Which U.S. investment bank has paid the best bonuses this year? The answer is always going to be entirely anecdotal as U.S. banks don't disclose their global bonus pots, but for the moment it sounds a lot like the most impressive bonuses have been handed out at...Morgan Stanley.
We spoke to five London headhunters about this year's bonus season - each of them off the record. Four of them said the same thing: the standout performer in this year's bonus round was Morgan Stanley, and that bankers them seem disproportionately happy with their lots.
Banks don't talk about bonuses, and Morgan Stanley is no exception - it declined to comment for this article. The bank's apparent generosity is a surprise given Morgan Stanley's underperformance in the fourth quarter. As the chart below shows, the bank was one of the worst performers in fixed income in Q4 (relative to Q4 2017). For the year as a whole, however, Morgan Stanley's investment bank didn't do too badly relative to the rest.
It's still early days (MS bonuses were only announced in recent weeks) and disgruntled employees may yet emerge from the woodwork.
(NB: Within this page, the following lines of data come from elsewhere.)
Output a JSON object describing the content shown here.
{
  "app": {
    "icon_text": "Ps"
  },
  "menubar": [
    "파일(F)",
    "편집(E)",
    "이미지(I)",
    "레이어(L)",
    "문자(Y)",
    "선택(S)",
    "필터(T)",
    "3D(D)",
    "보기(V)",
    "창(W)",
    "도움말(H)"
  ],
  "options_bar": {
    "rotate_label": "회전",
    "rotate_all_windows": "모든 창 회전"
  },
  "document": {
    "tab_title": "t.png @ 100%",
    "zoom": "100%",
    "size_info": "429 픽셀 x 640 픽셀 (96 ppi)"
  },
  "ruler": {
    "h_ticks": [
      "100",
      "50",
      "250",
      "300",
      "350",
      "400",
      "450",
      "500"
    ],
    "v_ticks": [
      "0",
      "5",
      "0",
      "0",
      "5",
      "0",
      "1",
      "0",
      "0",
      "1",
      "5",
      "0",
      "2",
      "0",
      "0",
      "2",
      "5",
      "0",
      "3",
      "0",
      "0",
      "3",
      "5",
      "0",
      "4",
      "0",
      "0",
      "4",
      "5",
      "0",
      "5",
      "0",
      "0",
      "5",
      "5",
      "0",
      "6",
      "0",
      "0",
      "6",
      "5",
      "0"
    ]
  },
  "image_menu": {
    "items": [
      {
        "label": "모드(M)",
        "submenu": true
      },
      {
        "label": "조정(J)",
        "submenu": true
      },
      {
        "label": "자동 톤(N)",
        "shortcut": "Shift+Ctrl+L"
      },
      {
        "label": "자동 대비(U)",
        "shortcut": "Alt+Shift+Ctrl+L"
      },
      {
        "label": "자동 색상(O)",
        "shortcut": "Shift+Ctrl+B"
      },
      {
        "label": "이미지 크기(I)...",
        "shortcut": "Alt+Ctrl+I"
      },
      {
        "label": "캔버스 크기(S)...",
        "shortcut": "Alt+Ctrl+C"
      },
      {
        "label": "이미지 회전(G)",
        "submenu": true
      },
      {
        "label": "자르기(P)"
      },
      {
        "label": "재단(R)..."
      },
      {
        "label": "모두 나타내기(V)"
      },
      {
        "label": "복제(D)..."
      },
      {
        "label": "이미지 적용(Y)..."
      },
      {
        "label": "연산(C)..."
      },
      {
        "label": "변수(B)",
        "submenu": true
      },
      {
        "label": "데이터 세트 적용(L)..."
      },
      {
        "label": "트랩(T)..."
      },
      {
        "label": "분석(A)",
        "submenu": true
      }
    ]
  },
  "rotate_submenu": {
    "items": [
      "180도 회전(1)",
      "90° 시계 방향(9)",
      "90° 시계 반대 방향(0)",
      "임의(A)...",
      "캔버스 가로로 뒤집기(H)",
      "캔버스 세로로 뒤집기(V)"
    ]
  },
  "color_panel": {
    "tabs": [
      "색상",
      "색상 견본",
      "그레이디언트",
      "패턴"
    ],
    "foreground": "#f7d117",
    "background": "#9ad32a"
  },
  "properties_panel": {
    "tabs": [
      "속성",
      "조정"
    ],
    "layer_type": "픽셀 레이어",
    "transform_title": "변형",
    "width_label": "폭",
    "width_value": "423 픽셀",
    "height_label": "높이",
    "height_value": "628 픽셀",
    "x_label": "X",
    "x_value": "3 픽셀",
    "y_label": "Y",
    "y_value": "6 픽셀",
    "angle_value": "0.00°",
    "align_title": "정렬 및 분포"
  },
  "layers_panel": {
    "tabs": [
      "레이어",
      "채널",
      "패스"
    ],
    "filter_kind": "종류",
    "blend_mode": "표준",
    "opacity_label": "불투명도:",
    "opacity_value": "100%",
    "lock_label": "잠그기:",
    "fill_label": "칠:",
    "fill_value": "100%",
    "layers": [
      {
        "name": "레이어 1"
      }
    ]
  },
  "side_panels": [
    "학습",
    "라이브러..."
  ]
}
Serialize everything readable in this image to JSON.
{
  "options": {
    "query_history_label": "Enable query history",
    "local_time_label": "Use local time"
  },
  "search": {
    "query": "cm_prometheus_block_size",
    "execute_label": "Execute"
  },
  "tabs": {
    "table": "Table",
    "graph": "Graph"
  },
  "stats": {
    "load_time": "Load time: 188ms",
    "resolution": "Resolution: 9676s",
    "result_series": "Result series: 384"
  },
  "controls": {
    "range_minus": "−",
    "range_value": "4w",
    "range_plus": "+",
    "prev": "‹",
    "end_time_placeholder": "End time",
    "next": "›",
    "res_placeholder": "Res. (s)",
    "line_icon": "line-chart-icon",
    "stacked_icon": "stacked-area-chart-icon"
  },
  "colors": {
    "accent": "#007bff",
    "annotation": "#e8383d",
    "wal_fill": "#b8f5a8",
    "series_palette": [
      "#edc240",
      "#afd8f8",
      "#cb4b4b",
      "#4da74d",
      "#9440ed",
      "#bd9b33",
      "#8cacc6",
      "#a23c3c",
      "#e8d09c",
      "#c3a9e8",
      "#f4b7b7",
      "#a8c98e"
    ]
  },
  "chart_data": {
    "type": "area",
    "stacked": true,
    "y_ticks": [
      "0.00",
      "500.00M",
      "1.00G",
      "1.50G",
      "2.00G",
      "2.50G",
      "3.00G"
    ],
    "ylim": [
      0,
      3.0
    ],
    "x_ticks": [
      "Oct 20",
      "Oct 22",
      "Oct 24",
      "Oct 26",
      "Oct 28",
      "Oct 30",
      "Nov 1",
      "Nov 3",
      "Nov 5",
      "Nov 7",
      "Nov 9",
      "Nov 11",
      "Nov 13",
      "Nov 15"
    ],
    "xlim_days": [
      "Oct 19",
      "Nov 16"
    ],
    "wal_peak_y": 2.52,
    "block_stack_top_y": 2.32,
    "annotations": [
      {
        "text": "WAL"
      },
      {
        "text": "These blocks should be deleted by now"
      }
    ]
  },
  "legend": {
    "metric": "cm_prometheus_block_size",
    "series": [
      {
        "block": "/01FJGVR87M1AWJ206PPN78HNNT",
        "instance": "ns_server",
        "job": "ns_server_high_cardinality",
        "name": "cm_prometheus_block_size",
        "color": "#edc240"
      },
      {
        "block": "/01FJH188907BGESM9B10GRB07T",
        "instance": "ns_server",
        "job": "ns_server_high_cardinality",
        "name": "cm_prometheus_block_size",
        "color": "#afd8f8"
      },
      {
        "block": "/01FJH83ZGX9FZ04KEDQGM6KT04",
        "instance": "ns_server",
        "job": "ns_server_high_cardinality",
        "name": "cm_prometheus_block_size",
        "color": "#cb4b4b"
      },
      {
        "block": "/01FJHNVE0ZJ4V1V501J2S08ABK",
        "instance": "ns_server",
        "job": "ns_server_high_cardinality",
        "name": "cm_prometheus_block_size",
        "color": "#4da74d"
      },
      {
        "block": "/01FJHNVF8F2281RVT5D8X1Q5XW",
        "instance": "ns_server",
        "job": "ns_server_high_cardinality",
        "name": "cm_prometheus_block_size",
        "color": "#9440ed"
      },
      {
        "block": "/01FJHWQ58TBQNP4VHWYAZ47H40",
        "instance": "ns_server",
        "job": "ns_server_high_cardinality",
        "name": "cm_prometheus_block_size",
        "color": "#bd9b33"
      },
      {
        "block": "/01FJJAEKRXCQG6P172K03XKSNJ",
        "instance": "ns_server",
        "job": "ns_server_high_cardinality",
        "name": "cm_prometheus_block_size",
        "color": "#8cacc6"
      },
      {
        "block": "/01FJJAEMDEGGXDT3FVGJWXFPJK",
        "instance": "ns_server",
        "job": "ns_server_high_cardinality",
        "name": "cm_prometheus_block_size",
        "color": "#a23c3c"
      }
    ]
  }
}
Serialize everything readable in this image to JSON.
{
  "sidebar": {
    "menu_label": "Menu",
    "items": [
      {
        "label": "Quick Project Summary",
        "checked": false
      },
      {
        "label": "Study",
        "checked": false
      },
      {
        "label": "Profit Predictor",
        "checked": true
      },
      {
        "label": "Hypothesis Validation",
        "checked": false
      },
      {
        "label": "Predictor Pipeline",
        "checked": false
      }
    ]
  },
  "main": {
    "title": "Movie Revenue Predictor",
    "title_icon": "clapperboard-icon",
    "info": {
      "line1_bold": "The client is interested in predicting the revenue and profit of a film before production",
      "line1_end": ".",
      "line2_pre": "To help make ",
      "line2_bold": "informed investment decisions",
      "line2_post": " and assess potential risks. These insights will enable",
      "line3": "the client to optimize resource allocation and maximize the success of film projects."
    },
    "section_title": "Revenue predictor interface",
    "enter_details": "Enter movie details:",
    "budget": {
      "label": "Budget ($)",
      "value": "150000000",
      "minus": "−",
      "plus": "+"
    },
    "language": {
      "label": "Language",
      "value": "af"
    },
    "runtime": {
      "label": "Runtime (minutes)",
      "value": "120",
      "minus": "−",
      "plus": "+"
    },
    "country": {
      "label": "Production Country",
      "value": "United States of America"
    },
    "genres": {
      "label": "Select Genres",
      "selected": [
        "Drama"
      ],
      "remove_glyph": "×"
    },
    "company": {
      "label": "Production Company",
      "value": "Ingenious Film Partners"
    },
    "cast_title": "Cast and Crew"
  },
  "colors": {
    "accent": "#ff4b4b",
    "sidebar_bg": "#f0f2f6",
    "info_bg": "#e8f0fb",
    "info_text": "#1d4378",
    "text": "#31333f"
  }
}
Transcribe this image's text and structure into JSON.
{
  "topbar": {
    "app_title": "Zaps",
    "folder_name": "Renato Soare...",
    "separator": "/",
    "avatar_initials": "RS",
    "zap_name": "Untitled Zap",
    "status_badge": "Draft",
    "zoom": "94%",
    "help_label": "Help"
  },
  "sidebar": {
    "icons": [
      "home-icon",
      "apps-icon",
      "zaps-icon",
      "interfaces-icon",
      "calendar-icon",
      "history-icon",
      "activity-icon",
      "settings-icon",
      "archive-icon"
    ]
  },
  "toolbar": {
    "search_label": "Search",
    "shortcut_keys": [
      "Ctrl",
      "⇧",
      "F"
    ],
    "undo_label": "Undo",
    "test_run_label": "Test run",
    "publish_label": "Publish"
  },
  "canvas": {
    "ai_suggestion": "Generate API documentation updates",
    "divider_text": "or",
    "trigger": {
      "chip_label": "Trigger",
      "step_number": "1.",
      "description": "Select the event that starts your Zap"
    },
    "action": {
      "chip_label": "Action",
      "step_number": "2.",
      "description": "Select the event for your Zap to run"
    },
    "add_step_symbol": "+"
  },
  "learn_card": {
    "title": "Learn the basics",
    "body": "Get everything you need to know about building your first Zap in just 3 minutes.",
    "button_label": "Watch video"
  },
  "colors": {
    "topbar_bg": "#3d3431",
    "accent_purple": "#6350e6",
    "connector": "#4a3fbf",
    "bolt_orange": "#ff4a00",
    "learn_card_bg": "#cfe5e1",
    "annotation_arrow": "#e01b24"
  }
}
For the moment though, a senior equities headhunter tells us the bank was "top of the class" in terms of equities pay (cash and derivatives), and M&A headhunters say investment bankers there also appear unusually happy. It probably helps, suggests one, that Morgan Stanley lost various expensive managing directors like Kama Jabre in 2017 and took its time to replace them. The EMEA bonus investment banking division (IBD) pot was less thinly spread.
What about fixed income, where revenues fell 30% in the fourth quarter and seemingly triggered Morgan Stanley's 27% reduction in compensation payments in the institutional securities division (investment bank) compared to Q4 2017? Here headhunters say things appear to have been a little less shiny, with credit bonuses down around 10% on average and some people seeing cuts of more than that. One macro headhunter said rates bonuses at the bank were, "challenged".
On the whole, however, even fixed income professionals at Morgan Stanley are said to be happy. It helps that last year's payments weren't always great: "The bonuses last year weren't that strong in fixed income, so it's been easier for Morgan Stanley to pay comparatively well this year," says one credit headhunter (speaking off the record).